I’m not a monarchist. Nor am I a republican. I am a status quoist. I can see a certain amount of value in the Royal Family as an institution, but also recognise that its abolition will be the least of the UK’s economic woes. The preservation of the monarchy keeps alive a thousand year old story, with new chapters being added by each new character. Prince Philip’s death is merely another turned page in the book. But best of all, it avoids the drama of further referendums, societal splits and the possibility of a rogue Tory PM declaring themselves president for life.
Yes, it is a sad time for the Queen.

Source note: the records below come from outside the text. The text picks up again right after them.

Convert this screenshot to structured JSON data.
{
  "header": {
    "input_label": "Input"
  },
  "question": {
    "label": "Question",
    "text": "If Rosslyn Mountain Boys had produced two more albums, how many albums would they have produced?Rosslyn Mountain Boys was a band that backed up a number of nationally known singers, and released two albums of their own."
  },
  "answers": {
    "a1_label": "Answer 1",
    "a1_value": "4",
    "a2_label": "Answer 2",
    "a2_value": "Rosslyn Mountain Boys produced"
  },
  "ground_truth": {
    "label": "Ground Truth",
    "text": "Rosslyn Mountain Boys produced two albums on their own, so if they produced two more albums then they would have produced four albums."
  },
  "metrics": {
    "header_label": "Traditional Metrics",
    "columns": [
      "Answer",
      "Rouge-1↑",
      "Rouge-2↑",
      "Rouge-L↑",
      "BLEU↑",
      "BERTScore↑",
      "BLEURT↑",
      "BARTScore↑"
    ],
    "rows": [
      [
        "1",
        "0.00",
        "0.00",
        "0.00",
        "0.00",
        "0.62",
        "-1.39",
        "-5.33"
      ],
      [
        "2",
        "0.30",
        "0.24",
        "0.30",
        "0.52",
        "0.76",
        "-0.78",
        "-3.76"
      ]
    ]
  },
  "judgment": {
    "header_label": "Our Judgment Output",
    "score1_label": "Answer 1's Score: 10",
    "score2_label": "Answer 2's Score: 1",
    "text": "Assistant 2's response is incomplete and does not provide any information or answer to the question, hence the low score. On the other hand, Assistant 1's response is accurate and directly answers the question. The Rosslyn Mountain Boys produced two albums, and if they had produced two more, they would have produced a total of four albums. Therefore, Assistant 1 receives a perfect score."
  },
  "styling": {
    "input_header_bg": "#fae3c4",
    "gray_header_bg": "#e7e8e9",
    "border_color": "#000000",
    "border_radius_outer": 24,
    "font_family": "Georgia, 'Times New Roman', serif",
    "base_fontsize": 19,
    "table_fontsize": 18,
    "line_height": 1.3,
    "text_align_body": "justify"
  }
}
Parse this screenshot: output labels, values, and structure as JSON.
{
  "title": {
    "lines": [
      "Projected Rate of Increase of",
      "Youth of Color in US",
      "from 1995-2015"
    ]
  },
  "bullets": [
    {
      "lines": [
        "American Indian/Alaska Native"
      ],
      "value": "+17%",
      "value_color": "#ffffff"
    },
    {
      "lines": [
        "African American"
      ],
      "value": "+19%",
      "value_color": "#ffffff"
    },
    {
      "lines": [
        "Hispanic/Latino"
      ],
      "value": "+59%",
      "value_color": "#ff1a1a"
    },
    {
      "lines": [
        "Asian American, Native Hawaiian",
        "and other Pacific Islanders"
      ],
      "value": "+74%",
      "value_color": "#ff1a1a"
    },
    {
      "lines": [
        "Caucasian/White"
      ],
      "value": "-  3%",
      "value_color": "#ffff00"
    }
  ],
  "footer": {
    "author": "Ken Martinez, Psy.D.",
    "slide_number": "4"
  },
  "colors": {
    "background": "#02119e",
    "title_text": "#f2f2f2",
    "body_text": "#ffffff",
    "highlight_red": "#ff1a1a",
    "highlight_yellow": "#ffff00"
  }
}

And also for Jonathon Pryce, who’d only recently won the role of Phil in Season 5 of Netflix’s Crown. It seems unlikely that he’ll make it into Season 6. But for most of us, it’s not the biggest news of the day. Or so we’d have assumed. The Beeb decided otherwise, suspending broadcasting on all channels, television and radio. Tributes to Phil followed. Wall to wall stuff. Heavens, I half expected them to draft in Ri Chun Hee to add a little bit of North Korean magic to the Six O’Clock News.
The thing for any self respecting news outlet, journalist or blogger to do at the moment, is to recount that pivotal moment in their life when they crossed paths with the Duke of Edinburgh. A witty tale will ensue. A tear may be wiped away. A sorrowful chuckle will end the sorry episode, but by that stage I’ll have switched over to Netflix. The final series of the Crown can’t come quick enough. I mean, seriously…who doesn’t want to find out what Phil’s final words were? My money is something along the lines of, “Good God man, next thing, you’ll be telling me that Meghan is black and that Archie, my own flesh and blood is…” The curtain drops here, and the scene cuts to the Queen standing at an open grave.
But let’s move on. Because I suppose that I am obliged, by official protocol and stuff, to provide you with my own tale involving me and the Duke of Edinburgh. I do have one. It’s a little tenuous, but here goes. Many years ago, at the rather posh school I went to, I signed up to do the Duke of Edinburgh Award. It’s actually a very good program. And it was hugely preferable to signing up to the Combined Cadet Force to play pretend army in muddy fields. Or going to talk to old people who were already knee deep in senility in local old folks homes. Those were the alternative options.
Alas, everyone and their grandmother signed up for the DofE Award, and so a number of us were obliged to go do one of the other two. I begged and pleaded to be allowed to go to see the old folks, but it was decided that I should play pretend army in muddy fields. It sounded dreadful. In practice, it was worse. There was literally just one person who had voluntarily joined CCF, a kid called Russell Lewis, but at least he was a friend. He loved army stuff. So much so that he carried a Rambo style knife around with him, which on one occasion he accidentally put a half inch into the back of another classmate on the bus home. These days, that sort of stuff would be a big deal. Back in the 1980s it just got you on the advanced Knife Training Course*.
Does my failure to get onto the DofE scheme end my link to Phil? No, not at all. My Rambo inspired friend went on to join the real army, in the officer ranks. Indeed, he went into the Paras, my dad’s old regiment, and became Major Russell Lewis. He served in Northern Ireland and Afghanistan, and turned out to be so good at stabbing people, he earned himself a Military Cross. He’s even written a book, which I might well now buy. Now, in case you didn’t know, the Colonel in Chief of the Paras is Prince Charles. Who is Phil’s oldest son. And there, amigos, is my tenuous link.
* This may be a slight exaggeration. I think he may have been suspended for a week or so. But it just goes to show, getting a bit stabby at school isn’t always a bad thing. Unless you’re the stabbee, of course.